When considering this flowchart, for detailed definitions of arable and permanent grass, please see the glossary.
Is Greening the same as Good Agricultural and Environmental Condition?
No, but a lot of the GAEC and Greening practices complement each other. As with Greening, you are also required to comply with GAEC, under Cross Compliance to meet Basic Payment Scheme requirements.

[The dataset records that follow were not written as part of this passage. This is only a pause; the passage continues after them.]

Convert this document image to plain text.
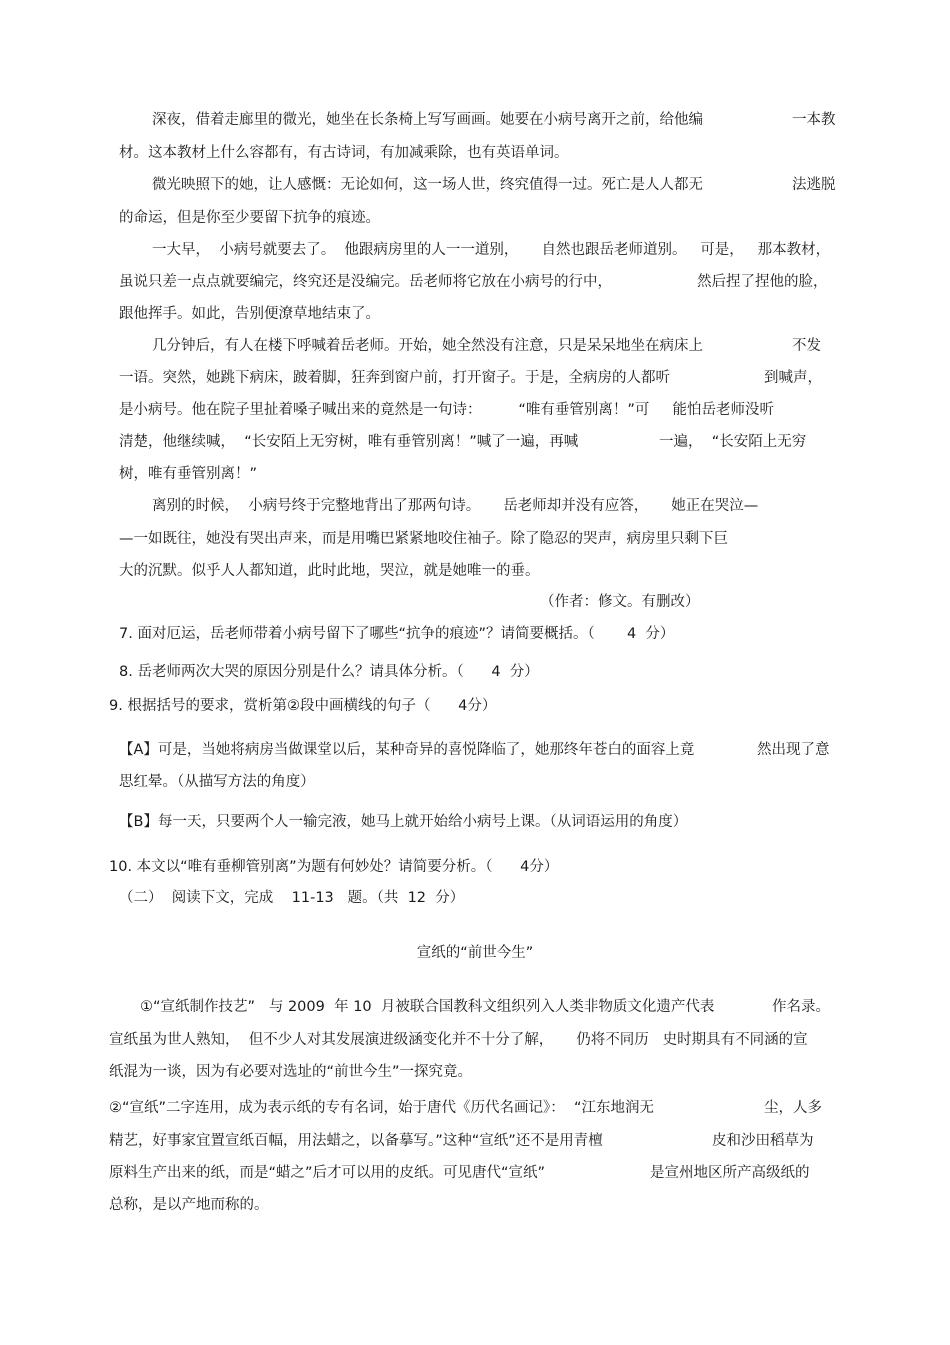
深夜，借着走廊里的微光，她坐在长条椅上写写画画。她要在小病号离开之前，给他编	一本教
材。这本教材上什么容都有，有古诗词，有加减乘除，也有英语单词。
微光映照下的她，让人感慨：无论如何，这一场人世，终究值得一过。死亡是人人都无	法逃脱
的命运，但是你至少要留下抗争的痕迹。
一大早，  小病号就要去了。  他跟病房里的人一一道别，     自然也跟岳老师道别。   可是，   那本教材，
虽说只差一点点就要编完，终究还是没编完。岳老师将它放在小病号的行中，	然后捏了捏他的脸，
跟他挥手。如此，告别便潦草地结束了。
几分钟后，有人在楼下呼喊着岳老师。开始，她全然没有注意，只是呆呆地坐在病床上	不发
一语。突然，她跳下病床，跛着脚，狂奔到窗户前，打开窗子。于是，全病房的人都听	到喊声，
是小病号。他在院子里扯着嗓子喊出来的竟然是一句诗：        “唯有垂管别离！”可     能怕岳老师没听
清楚，他继续喊，  “长安陌上无穷树，唯有垂管别离！”喊了一遍，再喊	一遍，  “长安陌上无穷
树，唯有垂管别离！”
离别的时候，  小病号终于完整地背出了那两句诗。     岳老师却并没有应答，     她正在哭泣—
—一如既往，她没有哭出声来，而是用嘴巴紧紧地咬住袖子。除了隐忍的哭声，病房里只剩下巨
大的沉默。似乎人人都知道，此时此地，哭泣，就是她唯一的垂。
（作者：修文。有删改）
7. 面对厄运，岳老师带着小病号留下了哪些“抗争的痕迹”？请简要概括。（       4  分）
8. 岳老师两次大哭的原因分别是什么？请具体分析。（      4  分）
9. 根据括号的要求，赏析第②段中画横线的句子（      4分）
【A】可是，当她将病房当做课堂以后，某种奇异的喜悦降临了，她那终年苍白的面容上竟	然出现了意
思红晕。（从描写方法的角度）
【B】每一天，只要两个人一输完液，她马上就开始给小病号上课。（从词语运用的角度）
10. 本文以“唯有垂柳管别离”为题有何妙处？请简要分析。（      4分）
（二）  阅读下文，完成    11-13   题。（共  12  分）
宣纸的“前世今生”
①“宣纸制作技艺”   与 2009  年 10  月被联合国教科文组织列入人类非物质文化遗产代表	作名录。
宣纸虽为世人熟知，  但不少人对其发展演进级涵变化并不十分了解，     仍将不同历   史时期具有不同涵的宣
纸混为一谈，因为有必要对选址的“前世今生”一探究竟。
②“宣纸”二字连用，成为表示纸的专有名词，始于唐代《历代名画记》：  “江东地润无	尘，人多
精艺，好事家宜置宣纸百幅，用法蜡之，以备摹写。”这种“宣纸”还不是用青檀	皮和沙田稻草为
原料生产出来的纸，而是“蜡之”后才可以用的皮纸。可见唐代“宣纸”	是宣州地区所产高级纸的
总称，是以产地而称的。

You should be aware of the following examples of GAEC:
- a requirement to keep a two metre buffer strip from the centre line of a hedge and a two metre buffer strip from the top of the bank of surface water
- a ban on the cutting or trimming of hedges between 1 March and 31 August
- GAEC 1 – you must not apply pesticides within two metres of the top of the bank of surface water unless the following exemption applies:
- spot applications of pesticides to control injurious weeds, invasive species and, after prior written consent of the Scottish Ministers and / or other statutory bodies, certain other weed species. If you are carrying out this exemption, please be aware of SEPA's requirements for applying pesticides in or near water. Information on this can be found on the Application of Herbicide in or Near Water page of the SEARS website
- GAEC 7 – you must not apply fertilisers or pesticides within two metres of the centre line of a hedge unless one of the following exemptions apply:
- applications of fertilisers or pesticides to establish a new hedge. This applies from the time the land is prepared for planting the new hedge to the end of the hedge's third growing season
- spot application of pesticides to control injurious weeds, invasive species and, after prior written consent of the Scottish Ministers and / or other statutory bodies, certain other weed species
This list is not exhaustive, the full guidance covering GAEC is available on the Cross Compliance pages of Rural Payments and Services.